What I think we are experiencing is a "smoothing factor" to the input for flight sticks ONLY. This seems to work in both directions. When you go from center stick to full turn, it takes a brief moment to be at "full turn." Try it, if you map a key for yaw left, you will notice your initial turn a starts a little bit faster using that key than your flight stick doing the same thing.
And, as explained above, when you go from full turn to center stick, the smoothing factor actually keeps the input going for another brief moment.
EA, please let us turn this crap OFF. I'd be willing to bet it's a simple number buried in a config file somewhere.

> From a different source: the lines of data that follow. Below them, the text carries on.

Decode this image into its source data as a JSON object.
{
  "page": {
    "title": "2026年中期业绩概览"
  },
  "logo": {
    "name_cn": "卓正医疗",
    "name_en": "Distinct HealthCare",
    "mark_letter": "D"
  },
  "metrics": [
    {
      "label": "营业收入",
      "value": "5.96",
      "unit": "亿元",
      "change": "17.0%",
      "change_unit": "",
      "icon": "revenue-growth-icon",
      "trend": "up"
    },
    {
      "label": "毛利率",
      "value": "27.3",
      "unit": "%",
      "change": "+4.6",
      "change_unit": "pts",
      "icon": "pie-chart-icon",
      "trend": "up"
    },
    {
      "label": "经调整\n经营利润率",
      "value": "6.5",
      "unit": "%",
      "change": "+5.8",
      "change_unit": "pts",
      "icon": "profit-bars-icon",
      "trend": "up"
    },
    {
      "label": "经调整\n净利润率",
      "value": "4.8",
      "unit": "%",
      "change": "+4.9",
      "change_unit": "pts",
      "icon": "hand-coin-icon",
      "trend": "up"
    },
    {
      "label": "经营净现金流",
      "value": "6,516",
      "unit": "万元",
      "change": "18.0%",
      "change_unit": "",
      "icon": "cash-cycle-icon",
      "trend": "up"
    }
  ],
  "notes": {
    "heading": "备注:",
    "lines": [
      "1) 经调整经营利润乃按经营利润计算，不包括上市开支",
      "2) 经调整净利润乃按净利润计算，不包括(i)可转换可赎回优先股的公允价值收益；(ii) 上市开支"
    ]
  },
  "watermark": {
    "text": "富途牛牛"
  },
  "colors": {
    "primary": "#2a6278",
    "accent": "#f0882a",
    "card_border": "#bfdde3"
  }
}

As noted, reducing the sensitivity down does help some, to the point where I'm at 0% sensitivity now. But it's still there.
I posted about this on reddit a while back: https://www.reddit.com/r/StarWarsSquadrons/comments/jb7xg5/rotational_inertia_mouse_vs_joystick/
TL;DR: For mouse input, the game automatically applies counter-steering input on an axis when deflection is reduced without changing the direction of deflection. You can see this by watching the ship's 3D flight stick model.